Manuel Gago
El ladrón bueno y el ladrón malo
La salvación, acto de fe del creyente

El bien y el mal están presentes en los Evangelios y documentos históricos afines. Según los coptos –se llama así a los antiguos cristianos en la tierra de los faraones–, dos bandoleros habrían asaltado a la Sagrada Familia durante su estadía en Egipto. Jesús le dijo a su madre que más adelante sería crucificado junto a esos dos bandidos. Los maleantes eran Tito, el buen ladrón, y Dumaco, el ladrón malo. “Tito estará conmigo en el paraíso”, le dijo Jesús a María, su madre.
Según los evangelios, Jesús y dos ladrones sufrieron juntos el martirologio de la cruz: Dimas, el ladrón bueno, a la derecha, y Gestas, el ladrón malo, a la izquierda de Jesús. Tales nombres no aparecen en las Escrituras sino en documentos apócrifos. Al arrepentido Dimas, Jesús le prometió el gozo del Paraíso esa misma noche. En Génesis, después de la Creación y del evento de la desobediencia –del “no comerás del fruto prohibido”–, aparecen las primeras señales del bien y el mal. Abel, el hijo bueno, fue asesinado por celos por su hermano Caín, el primogénito de Adán y Eva.
Lo bueno, lo malo, la verdad y la mentira son permanentes en las escrituras judío-cristianas, hoy en día relativizadas por reflexiones existencialistas. Los pensamientos del denominado periodo de la ilustración sobreviven, se actualizan y ejercen notable influencia.
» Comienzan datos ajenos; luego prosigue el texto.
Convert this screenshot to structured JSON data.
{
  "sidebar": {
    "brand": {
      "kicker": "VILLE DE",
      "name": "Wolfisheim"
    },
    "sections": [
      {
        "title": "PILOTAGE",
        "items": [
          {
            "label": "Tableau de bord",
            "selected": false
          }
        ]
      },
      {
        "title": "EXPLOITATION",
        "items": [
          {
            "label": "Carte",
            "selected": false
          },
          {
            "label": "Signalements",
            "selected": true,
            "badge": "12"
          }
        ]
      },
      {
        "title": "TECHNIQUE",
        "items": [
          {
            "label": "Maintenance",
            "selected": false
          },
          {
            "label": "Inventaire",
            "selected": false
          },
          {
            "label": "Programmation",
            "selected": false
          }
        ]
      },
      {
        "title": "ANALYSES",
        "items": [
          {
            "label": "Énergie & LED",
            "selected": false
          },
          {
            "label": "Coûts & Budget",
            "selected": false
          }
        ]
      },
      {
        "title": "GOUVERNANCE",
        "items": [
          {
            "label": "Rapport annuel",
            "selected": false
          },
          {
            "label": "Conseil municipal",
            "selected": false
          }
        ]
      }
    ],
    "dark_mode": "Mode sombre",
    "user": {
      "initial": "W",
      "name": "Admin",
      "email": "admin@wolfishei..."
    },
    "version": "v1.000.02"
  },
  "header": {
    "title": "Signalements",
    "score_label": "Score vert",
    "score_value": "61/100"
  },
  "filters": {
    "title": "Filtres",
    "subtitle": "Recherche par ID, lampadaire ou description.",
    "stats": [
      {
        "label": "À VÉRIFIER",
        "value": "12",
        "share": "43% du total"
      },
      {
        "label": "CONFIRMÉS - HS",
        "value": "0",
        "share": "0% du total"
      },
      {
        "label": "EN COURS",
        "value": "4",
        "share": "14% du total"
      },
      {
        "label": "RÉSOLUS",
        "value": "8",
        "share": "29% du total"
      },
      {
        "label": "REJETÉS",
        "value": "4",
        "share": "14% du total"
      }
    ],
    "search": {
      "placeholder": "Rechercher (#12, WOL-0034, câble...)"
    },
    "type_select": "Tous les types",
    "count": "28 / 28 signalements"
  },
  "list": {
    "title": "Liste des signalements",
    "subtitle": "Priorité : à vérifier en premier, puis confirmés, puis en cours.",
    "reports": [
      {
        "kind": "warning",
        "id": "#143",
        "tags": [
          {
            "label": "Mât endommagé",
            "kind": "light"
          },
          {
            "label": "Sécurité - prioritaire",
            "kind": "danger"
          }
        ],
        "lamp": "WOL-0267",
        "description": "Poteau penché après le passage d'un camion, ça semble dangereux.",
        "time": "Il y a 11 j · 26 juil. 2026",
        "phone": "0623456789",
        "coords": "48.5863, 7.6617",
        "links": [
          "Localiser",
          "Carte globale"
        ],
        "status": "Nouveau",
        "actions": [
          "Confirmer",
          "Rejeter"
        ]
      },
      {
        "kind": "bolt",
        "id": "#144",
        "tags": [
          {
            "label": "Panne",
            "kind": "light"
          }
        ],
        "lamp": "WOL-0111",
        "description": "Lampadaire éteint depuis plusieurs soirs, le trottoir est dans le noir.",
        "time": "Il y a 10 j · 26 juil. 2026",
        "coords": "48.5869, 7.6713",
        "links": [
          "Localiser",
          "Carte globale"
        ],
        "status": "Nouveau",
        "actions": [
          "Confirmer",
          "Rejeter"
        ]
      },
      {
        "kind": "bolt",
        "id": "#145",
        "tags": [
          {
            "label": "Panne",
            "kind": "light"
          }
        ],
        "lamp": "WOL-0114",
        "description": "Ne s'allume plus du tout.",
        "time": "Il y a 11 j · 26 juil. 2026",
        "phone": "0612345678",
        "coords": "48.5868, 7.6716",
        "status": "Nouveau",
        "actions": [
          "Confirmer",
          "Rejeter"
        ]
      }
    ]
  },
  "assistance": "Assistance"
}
Por tal ilustración se combatió la ignorancia y la superstición. No obstante, en un contexto de dominio del conocimiento y la razón, el hombre duda de la verdad, le ofrece ventajas a la mentira, desconfía de la bondad y asegura que lo malo no existe, que es un argumento de represión.
Se dice, por ejemplo, que las circunstancias definen la estructura moral del hombre. Contrariamente, también se dice que el hombre es marcado por su personalidad, voluntad y motivos personales por encima de cualquier circunstancia, favorable o no. Al sostener que el hombre es consecuencia del medio en donde se desarrolla, se negaría lo escrito en Jeremías 1:5 (“antes que te formase en el vientre te conocí”) y en Salmos 139:13 (“Tú me hiciste en el vientre de mi madre”). Para los creyentes convencidos de la predestinación, lo escrito en Jeremías y Salmos da a entender que el destino del hombre estaría marcado. Un soplo divino –para bien o para mal, por razones que el hombre no alcanza a entender– rige sus vidas.
Pero, la naturaleza del hombre es compleja, ni puramente blanco ni negro. Un hombre bueno, según las circunstancias y sus emociones, es capaz de realizar actos atroces. “Yo soy yo y mis circunstancias”, escribió el filósofo español José Ortega y Gasset, e inmediatamente agrega: “Si no la salvo a ella, no me salvo yo”. Víctor Raúl Haya de la Torre redondea la idea al señalar que cualquier intento de salvar esa circunstancia, fuera de su realidad, no tendría los resultados esperados. Y así, el mal avanza acorralando a los hombres buenos.
Tarde o temprano, con o sin periodos de ilustración, la creencia en Dios es desestimada y deformada, encajando en exigencias personales muy diversas. El corolario es hartamente conocido: los días dedicados a conmemorar la muerte y resurrección de Jesús son aprovechados de manera distinta. El hombre no reconoce al Cristo colgado en la cruz por su salvación. Un acto de fe que, hoy en día, ¿está en retirada?